Dedicated Specialists. The President is satisfied that in their sum total the U.S. armed forces today are strong enough to deter. Not only does the U.S. have the airplanes and pilots to deliver its atomic weapons, but it holds the external lines of communication as well. For the Russians to mount a successful blitz on the North American continent, they would have to strike first at all the widely arrayed offensive power--the SAC continental bases, the NATO tactical air bases in Western Europe (which have "atomic capability"), the B-47 bases in Britain and North Africa, and at the carriers afloat in the Mediterranean, the Atlantic and the Pacific. In Ike's thinking, such a successful strike is theoretically out of the question--hence the U.S. has achieved adequate deterrence.
To the dedicated specialists who warn that the Soviet Union may well amass a greater number of airplanes than the U.S., Ike gives a reply that would once have been considered heretical: Does it really matter whether we have a second-best Air Force in quantity, so long as the second best is good enough in quality to devastate the enemy from around the compass within hours after he tries to attack? To Air Force men who argue that the Navy's carriers can easily be tracked and sunk, this doctrine replies: once carrier planes are in the air, they are as deadly to the enemy as any other aircraft. They are part of the deterrent force in being. If the objective is to retaliate--or threaten retaliation--it does not matter whether the planes ever return to the carriers, or whether the carriers are still afloat when the planes do get back.
Immaculate War. Army theorists, e.g., retired General Matthew B. Ridgway, have based their plea for more troops on atomic stalemate. Atomic war is too hor rible to contemplate, they say, so the U.S. must be prepared to fight "the immaculate war"--the gunpowder war. Ike ruled against this line three years ago, when he approved the "new look" and made the decision to use atomic bombs, as necessary, in little as well as big wars. He is convinced that any war means atomic war. The more clearly the point is made, the more likely--under the doctrine of deterrence--is peace.

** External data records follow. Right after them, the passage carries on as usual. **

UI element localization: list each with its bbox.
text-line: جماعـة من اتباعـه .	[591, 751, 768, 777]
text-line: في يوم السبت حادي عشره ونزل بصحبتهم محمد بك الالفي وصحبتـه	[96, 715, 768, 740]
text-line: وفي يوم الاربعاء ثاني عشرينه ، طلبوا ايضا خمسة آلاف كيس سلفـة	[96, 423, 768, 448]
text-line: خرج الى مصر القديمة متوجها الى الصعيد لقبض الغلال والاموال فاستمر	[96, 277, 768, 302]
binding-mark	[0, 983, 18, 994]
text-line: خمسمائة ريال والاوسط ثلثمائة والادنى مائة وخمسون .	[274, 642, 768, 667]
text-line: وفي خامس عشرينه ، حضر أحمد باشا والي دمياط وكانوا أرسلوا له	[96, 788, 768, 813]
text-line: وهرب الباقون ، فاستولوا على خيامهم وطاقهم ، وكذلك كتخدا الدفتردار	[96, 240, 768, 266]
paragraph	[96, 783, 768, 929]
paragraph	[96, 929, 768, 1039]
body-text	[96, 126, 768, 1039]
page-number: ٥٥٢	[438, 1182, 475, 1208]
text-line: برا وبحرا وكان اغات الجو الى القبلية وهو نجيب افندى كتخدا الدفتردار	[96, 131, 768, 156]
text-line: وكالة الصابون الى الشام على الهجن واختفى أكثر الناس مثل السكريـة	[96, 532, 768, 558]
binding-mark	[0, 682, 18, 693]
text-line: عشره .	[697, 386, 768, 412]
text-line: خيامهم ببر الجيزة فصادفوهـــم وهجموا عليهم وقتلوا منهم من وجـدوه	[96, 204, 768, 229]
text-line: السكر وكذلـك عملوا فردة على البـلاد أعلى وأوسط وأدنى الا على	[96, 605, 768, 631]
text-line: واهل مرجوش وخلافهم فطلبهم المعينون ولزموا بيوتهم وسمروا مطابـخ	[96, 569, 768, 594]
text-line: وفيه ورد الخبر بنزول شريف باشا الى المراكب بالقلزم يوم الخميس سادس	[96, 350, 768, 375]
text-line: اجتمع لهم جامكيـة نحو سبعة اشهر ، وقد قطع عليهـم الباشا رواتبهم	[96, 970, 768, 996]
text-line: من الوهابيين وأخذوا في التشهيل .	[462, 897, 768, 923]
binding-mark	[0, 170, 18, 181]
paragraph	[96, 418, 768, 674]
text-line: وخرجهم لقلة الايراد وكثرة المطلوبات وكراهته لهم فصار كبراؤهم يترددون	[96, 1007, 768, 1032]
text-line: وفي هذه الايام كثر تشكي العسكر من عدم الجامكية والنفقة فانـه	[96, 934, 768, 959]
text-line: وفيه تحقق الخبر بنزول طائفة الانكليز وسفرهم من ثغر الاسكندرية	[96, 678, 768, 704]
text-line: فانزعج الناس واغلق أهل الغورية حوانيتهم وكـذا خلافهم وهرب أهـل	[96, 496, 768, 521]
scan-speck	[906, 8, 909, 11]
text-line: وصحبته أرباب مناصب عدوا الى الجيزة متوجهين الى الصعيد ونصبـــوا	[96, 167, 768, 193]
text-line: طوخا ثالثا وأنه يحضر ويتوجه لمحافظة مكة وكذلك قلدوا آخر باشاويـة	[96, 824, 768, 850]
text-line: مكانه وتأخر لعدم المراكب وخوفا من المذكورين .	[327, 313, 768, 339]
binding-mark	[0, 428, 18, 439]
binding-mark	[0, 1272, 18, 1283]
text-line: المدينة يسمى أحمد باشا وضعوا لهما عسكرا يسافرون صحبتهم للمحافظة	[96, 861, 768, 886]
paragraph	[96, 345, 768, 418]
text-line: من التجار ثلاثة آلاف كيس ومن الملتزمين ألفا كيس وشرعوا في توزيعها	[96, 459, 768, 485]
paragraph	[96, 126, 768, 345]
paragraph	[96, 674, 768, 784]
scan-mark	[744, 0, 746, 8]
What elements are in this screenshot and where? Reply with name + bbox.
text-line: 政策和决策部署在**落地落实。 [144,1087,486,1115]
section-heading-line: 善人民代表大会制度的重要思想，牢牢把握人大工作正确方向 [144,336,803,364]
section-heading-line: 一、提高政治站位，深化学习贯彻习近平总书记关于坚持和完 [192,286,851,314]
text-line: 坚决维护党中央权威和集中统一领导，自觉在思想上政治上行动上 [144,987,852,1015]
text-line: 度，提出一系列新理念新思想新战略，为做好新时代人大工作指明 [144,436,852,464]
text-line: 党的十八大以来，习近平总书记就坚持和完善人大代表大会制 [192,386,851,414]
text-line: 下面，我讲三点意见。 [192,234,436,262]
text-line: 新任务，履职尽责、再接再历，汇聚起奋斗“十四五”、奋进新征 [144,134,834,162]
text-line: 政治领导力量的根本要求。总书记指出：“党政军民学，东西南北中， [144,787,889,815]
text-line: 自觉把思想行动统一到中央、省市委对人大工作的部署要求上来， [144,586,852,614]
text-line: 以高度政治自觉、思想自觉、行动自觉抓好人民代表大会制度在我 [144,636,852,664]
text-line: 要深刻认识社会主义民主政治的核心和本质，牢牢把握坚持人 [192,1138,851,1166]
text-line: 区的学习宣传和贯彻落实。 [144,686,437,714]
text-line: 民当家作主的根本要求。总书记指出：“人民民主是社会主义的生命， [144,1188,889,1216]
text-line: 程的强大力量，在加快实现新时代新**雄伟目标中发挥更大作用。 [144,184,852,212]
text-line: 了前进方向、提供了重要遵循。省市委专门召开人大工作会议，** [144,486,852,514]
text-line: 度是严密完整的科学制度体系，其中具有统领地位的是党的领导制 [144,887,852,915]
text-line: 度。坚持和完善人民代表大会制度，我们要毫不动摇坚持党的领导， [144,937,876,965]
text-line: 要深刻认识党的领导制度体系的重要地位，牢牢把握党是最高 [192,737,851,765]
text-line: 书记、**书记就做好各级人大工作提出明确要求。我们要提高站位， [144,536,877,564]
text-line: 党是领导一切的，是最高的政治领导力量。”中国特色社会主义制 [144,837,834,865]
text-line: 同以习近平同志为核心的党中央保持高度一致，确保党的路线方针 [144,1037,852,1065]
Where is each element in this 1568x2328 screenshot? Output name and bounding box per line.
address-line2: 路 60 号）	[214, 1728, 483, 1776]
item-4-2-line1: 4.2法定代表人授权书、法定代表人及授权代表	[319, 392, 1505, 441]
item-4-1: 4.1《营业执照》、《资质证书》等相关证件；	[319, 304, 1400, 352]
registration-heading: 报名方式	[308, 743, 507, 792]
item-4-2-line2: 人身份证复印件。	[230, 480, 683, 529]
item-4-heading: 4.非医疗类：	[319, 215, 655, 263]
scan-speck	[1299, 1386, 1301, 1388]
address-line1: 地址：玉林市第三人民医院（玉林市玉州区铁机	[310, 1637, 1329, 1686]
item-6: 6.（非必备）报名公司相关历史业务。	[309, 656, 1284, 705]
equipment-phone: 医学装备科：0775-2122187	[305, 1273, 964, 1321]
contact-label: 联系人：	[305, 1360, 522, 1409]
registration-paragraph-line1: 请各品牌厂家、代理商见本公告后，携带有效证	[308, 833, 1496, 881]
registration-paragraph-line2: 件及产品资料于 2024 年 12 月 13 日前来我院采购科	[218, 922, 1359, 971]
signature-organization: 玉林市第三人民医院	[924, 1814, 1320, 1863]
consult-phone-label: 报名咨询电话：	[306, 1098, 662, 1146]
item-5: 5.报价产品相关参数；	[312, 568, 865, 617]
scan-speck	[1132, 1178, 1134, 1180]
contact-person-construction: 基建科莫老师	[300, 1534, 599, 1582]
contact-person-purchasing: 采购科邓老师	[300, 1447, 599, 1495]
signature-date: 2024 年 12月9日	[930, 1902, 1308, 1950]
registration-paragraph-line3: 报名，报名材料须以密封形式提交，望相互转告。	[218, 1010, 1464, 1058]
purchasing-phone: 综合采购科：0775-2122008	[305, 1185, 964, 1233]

Not even a battery of lawyers could make real sense out of the services' present scramble for missile power. For the time being, Charlie Wilson's ruling that any service may develop a missile, without thereby gaining the right to employ it. makes sense. But at best, the ruling is a holding action. It will do little to blow away Wilson's hurricane, or to guarantee that the nation will not be put upon by more service leaks, more public-relations displays, more martyred, parochial officers seeking out spokesmen in Congress or publishers of memoirs. As Ike Eisenhower is aware, it is high time for the U.S. to evolve a single military service that will match its missiles.
*Then, as now, the services were fighting, each of them trying to carve out a leading role in the postwar world. Defense Secretary James Forrestal corralled the joint chiefs at Key West, Fla., ordered them to forget about returning to Washington until they had settled their roles and missions. From these tense sessions came the agreement under which the armed forces operate--at least in theory--to this day. In an atmosphere of mutual suspicion, the Joint Chiefs were careful to specify that all words in their agreement would have the meaning "contained in Webster's New International Dictionary (Unabridged)." *To prove Nike's prowess, the Army last week fired a Nike battery for newsmen at White Sands, N. Mex. The results were--at best--debatable. In one shot at a 500-m.p.h. aerial drone target, Nike registered a direct hit. In six other shots the Army said Nike scored shrapnel hits, claimed "kills" in each case. One Nike suffered an electronic brain storm and blew itself up. * Won after Leviero was the recipient of some other leaked documents: the notes of the Wake Island conference between Harry Truman and Douglas MacArthur.